Extreme Pilgrim is a British television series, first broadcast by the BBC in January 2008. The series is presented by the Anglican vicar, Pete Owen-Jones, who researches and attempts to practice a variety of the world's methods of enlightenment and spirituality, which he opines has been lost by those in the West.

==Episode list==
The series was presented in three episodes:

===Episode One: "China: the Mountain"===
The first episode in the series sees Peter travelling to the Shaolin Monastery of Henan Province, central China. The Shaolin Monastery, the ancestral home of all martial arts, and considered to be the most physically demanding phase of Peter's search as he looks into the teachings of the Indian Buddhist, Bodhidharma.

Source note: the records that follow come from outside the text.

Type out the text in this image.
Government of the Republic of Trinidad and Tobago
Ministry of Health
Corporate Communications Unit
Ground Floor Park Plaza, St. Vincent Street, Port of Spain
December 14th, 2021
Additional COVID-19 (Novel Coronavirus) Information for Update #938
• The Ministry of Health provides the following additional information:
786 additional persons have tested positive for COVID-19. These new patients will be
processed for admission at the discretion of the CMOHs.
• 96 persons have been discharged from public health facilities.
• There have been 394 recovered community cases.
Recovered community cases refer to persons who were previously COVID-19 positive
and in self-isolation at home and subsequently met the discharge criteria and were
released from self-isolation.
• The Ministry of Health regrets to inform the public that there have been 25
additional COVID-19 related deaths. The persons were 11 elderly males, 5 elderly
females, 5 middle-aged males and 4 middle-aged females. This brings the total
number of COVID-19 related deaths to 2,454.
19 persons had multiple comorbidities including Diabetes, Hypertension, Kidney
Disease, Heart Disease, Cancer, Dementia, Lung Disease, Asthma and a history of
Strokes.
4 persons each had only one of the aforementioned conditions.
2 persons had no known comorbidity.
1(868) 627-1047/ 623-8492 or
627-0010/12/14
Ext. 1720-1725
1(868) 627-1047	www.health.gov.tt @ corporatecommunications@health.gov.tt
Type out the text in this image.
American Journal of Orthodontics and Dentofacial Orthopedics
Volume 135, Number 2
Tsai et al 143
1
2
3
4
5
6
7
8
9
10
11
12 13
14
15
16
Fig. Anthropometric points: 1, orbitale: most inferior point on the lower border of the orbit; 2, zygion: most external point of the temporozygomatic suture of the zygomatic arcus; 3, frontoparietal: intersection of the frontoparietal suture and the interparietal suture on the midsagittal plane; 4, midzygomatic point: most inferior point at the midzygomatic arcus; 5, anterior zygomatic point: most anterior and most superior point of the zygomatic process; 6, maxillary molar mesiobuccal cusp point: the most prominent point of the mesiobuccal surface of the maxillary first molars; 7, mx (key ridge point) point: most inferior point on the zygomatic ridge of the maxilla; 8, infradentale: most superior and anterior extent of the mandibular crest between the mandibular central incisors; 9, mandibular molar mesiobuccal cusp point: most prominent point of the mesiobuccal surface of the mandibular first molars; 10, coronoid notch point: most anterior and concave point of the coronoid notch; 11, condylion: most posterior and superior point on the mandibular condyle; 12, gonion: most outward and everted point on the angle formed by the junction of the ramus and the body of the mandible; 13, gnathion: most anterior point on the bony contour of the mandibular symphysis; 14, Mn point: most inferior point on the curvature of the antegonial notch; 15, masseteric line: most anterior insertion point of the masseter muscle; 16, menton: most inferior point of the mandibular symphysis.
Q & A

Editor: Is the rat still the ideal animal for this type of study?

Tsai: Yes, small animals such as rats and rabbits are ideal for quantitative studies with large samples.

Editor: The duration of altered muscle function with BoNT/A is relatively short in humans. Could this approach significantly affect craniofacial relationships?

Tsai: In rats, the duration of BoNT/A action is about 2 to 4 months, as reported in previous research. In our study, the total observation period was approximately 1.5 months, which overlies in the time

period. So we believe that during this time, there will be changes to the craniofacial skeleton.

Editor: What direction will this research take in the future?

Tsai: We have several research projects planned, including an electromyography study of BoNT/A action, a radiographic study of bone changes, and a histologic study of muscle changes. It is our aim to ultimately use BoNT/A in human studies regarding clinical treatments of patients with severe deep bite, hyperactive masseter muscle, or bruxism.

Once there, he is introduced to meditation and follows a "punishing" regime of physical exercise. After becoming disenchanted with what he sees as a "branding" of life at the monastery and an inability to achieve the levels of meditation required, he travels to a mountain temple located in Sangwan. After some time, he manages to feel the stillness of mind he requires through breathing and movement and concludes that he has attained a level of Zen.

===Episode Two: "India: the River"===
The second episode is located in Allahabad, India and follows Peter's time with the wandering Sadhu holy men who see themselves as mediums between the Gods and humanity. Whilst there, Peter looks into the Hindu pilgrimage named the Kumbh Mela, which draws people from all over India to the River Ganges.

Once there, Peter attempts to search out a guru who will show the way of the Sadhus. After the festival, Peter travels to Haridwar to learn more about the Hindu faith and its gods. From there, he travels north and into the foothills of the Himalayas to a village where he is to live on the outskirts of a cave to seek solitude.

===Episode Three: "Egypt: the Desert"===
The third and final episode is set in Egypt and looks to gain insight into the teachings of St Anthony of the Desert, the Desert Fathers, and the Hermit lifestyle. He visits Coma, the birthplace of Anthony, and the church where he spent 20 years in relative solitude. From there he travels into the desert with a group of Bedouin camel herders to trace Anthony's steps to the site where he established the Monastery of Saint Anthony.

After a stay with the Coptic monks at the monastery, Peter goes into one of the hermit caves where St Anthony spent his final 43 years. Under the stewardship of an Australian Coptic hermit, Father Lazarus El Anthony, he is introduced into one of the caves and goes on to spend 21 days there in solitude.